Nelle ultime ore i sostenitori del no alla riforma costituzionale che sarà sottoposta a referendum popolare il prossimo 4 dicembre hanno avanzato un’obiezione circa una presunta grave lacuna del testo di legge di revisione della Carta fondamentale che impedirebbe alle Regioni a statuto speciale di potere concorrere sin da subito alla formazione del nuovo senato della Repubblica.
In virtù del fatto che gli statuti di Sicilia, Sardegna, Friuli Venezia Giulia, Trentino Alto Adige e Valle d’Aosta disciplinano espressamente l’incompatibilità dell’ufficio di Deputato regionale con quello di membro di una delle Camere e in ragione della circostanza che i predetti statuti sono stati adottati con legge costituzionale, le predette Regioni non potrebbero concorrere alla formazione del nuovo Senato disegnato nel testo della riforma se non previa modifica (da effettuare sempre con legge di rango costituzionale) degli statuti medesimi ed eliminazione della richiama incompatibilità.
L’obiezione, tuttavia, per quanto particolarmente suggestiva, poiché offre all’elettore non abituato ad utilizzare gli strumenti dell’argomentazione giuridica il dato letterale degli statuti delle regioni ad autonomia speciale che vietano chiaramente (nel testo vigente) al deputato regionale di svolgere anche l’ufficio di senatore, è priva di alcun reale fondamento in punto di diritto.
In prima battuta si deve osservare come la legge di revisione della Carta fondamentale sia una legge di rango costituzionale che nella cosiddetta “gerarchia della fonti” è situata allo stesso livello degli statuti delle regioni ad autonomia speciale. Per tale ragione, il contrasto fra la disciplina che vieta al deputato regionale di assumere l’ufficio di Senatore e quella che invece prefigura il nuovo Senato come organo collegiale composto prevalentemente da consiglieri regionali deve risolversi ai sensi dell’articolo 15 delle disposizioni generali del codice civile, in virtù del quale la legge successiva abroga le disposizioni della legge precedente di pari rango con essa incompatibili (criterio cronologico). Si tratta di un criterio di risoluzione delle antinomie (conflitti fra norme) sufficientemente chiaro, sull’applicazione del quale, nel caso di specie, non si vede come non si possa concordare.

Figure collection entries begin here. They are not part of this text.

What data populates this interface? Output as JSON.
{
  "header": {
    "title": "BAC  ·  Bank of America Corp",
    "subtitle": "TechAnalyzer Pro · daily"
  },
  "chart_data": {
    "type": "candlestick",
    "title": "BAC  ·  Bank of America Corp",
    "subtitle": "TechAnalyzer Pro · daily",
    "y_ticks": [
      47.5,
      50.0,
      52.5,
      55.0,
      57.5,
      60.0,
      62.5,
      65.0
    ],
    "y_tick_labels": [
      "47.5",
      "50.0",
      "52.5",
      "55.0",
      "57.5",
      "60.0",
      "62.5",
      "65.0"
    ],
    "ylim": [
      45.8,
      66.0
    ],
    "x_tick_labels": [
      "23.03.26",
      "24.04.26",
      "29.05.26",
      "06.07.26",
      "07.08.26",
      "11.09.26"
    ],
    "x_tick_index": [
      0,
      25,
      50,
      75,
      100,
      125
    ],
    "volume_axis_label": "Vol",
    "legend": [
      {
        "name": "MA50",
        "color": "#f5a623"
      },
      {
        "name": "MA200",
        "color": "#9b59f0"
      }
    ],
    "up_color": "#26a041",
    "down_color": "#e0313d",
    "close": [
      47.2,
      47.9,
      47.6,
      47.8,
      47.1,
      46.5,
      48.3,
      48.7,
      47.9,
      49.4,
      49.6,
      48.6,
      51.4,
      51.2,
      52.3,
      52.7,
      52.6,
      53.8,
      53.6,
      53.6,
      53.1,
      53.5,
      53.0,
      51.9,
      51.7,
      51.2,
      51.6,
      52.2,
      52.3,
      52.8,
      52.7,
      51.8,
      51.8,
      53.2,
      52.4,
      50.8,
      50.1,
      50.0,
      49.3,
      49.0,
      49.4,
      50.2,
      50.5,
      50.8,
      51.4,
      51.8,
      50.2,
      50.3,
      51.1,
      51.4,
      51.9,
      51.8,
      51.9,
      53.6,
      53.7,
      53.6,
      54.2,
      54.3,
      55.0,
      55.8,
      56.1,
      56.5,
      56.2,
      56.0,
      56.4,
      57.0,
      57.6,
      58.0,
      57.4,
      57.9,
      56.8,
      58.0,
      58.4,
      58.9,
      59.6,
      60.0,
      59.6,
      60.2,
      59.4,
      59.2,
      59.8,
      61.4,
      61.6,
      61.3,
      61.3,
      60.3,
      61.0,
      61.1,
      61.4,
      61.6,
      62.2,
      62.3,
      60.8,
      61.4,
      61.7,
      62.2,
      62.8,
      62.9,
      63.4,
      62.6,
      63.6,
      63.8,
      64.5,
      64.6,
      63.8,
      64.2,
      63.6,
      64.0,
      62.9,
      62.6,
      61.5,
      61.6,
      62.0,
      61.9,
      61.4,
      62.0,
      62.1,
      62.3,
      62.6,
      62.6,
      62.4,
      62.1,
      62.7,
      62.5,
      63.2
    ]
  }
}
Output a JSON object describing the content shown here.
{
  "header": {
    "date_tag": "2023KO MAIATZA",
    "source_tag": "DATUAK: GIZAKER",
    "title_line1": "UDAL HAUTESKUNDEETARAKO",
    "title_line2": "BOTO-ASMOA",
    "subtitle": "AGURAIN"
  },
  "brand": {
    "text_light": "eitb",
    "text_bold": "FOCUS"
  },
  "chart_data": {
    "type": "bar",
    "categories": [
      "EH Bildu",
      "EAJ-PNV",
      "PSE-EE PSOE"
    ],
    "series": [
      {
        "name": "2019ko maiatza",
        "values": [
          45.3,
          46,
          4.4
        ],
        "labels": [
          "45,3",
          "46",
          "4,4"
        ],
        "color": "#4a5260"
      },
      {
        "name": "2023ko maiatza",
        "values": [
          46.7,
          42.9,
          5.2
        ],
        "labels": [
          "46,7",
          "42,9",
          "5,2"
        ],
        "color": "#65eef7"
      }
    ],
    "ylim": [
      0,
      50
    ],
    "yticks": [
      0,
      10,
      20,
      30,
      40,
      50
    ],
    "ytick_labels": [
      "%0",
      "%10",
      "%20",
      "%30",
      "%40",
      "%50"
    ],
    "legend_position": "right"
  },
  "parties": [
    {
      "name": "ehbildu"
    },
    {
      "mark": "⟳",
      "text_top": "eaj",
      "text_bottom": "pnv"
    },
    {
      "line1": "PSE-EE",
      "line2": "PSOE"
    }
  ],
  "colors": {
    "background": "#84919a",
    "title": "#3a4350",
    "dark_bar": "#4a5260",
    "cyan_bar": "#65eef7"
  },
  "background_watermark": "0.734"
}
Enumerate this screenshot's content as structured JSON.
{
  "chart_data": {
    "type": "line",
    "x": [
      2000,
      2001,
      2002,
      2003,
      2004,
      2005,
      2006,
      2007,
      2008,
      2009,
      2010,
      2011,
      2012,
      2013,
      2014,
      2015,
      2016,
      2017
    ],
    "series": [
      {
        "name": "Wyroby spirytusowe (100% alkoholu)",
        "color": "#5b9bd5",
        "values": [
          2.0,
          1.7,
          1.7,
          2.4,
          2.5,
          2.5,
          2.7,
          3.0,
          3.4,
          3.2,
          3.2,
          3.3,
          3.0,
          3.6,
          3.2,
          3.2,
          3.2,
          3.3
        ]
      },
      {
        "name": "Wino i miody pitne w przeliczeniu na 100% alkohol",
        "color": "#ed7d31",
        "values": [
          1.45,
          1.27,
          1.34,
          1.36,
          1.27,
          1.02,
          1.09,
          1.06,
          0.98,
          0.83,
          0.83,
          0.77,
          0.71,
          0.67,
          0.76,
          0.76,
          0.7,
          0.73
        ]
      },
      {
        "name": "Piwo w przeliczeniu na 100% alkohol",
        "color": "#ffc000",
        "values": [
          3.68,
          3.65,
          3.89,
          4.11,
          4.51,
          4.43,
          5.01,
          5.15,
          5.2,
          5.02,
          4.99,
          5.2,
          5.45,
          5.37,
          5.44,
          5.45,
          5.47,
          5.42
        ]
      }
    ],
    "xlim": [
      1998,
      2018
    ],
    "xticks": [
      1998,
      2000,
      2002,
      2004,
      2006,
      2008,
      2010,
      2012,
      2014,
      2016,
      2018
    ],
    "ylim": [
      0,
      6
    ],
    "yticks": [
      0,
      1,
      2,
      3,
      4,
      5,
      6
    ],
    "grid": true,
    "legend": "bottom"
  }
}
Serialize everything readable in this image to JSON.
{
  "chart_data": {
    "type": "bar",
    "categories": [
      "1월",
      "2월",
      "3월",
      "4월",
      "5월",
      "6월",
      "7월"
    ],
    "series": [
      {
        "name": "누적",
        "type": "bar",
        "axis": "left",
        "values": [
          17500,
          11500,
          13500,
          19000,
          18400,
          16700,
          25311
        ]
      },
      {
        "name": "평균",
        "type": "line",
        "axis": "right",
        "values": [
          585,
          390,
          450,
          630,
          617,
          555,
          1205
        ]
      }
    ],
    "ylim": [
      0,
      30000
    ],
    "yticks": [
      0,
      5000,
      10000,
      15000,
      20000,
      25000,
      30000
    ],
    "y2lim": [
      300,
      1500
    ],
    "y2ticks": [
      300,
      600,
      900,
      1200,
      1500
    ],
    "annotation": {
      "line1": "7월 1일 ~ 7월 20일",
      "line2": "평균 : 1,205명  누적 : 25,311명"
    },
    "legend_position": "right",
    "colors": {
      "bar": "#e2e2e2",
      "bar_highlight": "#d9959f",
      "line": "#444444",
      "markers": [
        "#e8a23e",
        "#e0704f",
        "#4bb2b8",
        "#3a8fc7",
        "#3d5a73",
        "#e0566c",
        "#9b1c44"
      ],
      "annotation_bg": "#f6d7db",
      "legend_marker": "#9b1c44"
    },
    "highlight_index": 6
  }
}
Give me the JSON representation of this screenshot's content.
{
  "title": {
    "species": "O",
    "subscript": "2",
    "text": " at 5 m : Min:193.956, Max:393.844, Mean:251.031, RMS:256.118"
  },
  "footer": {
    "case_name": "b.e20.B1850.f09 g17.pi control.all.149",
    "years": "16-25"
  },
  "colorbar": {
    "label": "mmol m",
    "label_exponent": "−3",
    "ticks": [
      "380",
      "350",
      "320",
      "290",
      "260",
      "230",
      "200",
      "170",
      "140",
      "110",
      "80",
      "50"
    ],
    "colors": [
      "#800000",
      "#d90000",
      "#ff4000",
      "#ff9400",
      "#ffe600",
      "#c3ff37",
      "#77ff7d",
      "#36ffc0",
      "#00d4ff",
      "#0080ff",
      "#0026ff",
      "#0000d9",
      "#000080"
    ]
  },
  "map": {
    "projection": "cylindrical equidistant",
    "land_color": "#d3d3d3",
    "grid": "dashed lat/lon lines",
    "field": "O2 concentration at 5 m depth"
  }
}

Dalla specialità degli statuti, infatti, non può derivare l’applicazione del principio secondo il quale la legge generale posteriore non può derogare la legge speciale precedente, poiché la legge di revisione costituzionale ha riguardato la composizione del Senato, materia non disciplinata dai medesimi statuti regionali. Si vuol dire, cioè, che l’autonomia speciale delle regioni con riferimento allo status giuridico del consigliere regionale ed alla sua incompatibilità con l’ufficio di senatore deve considerarsi recessiva dinanzi alla revisione costituzionale della composizione del Senato della Repubblica operata dal legislatore costituente, proprio perché i principi fondamentali della Costituzione e gli statuti medesimi non riconoscono alcuna autonomia alle regioni speciali in materia di composizione del Senato medesimo.
A quanto sin qui detto si deve aggiungere poi che gli statuti speciali prevedono che la disciplina sulla elezione dei consigli e sullo status degli organi regionali deve porsi “in armonia con la Costituzione”, rinviando così esplicitamente alla necessaria compatibilità degli statuti regionali con le norme presenti nella Carta Costituzionale. Sono pertanto gli stessi statuti speciali ad escludere una loro prevaricante specialità rispetto alla Costituzione per ciò che concerne la condizione dei consiglieri regionali.
In ultimo, vi è da dire che secondo le norme transitorie della legge di revisione costituzionale, alle regioni ad autonomia speciale non si applicano (sino alla revisione dei rispettivi statuti sulla base di intese con le medesime Regioni e Province autonome) le sole disposizioni del Capo IV e cioè quelle che modificano la Costituzione dall’articolo 114 al 126, dovendosi pertanto ritenere, di necessità, immediatamente applicabili le disposizioni del capo I che disciplinano la nuova composizione del senato della Repubblica.
Nessun allarme dunque; ogni regione avrà sin da subito i senatori che gli spettano.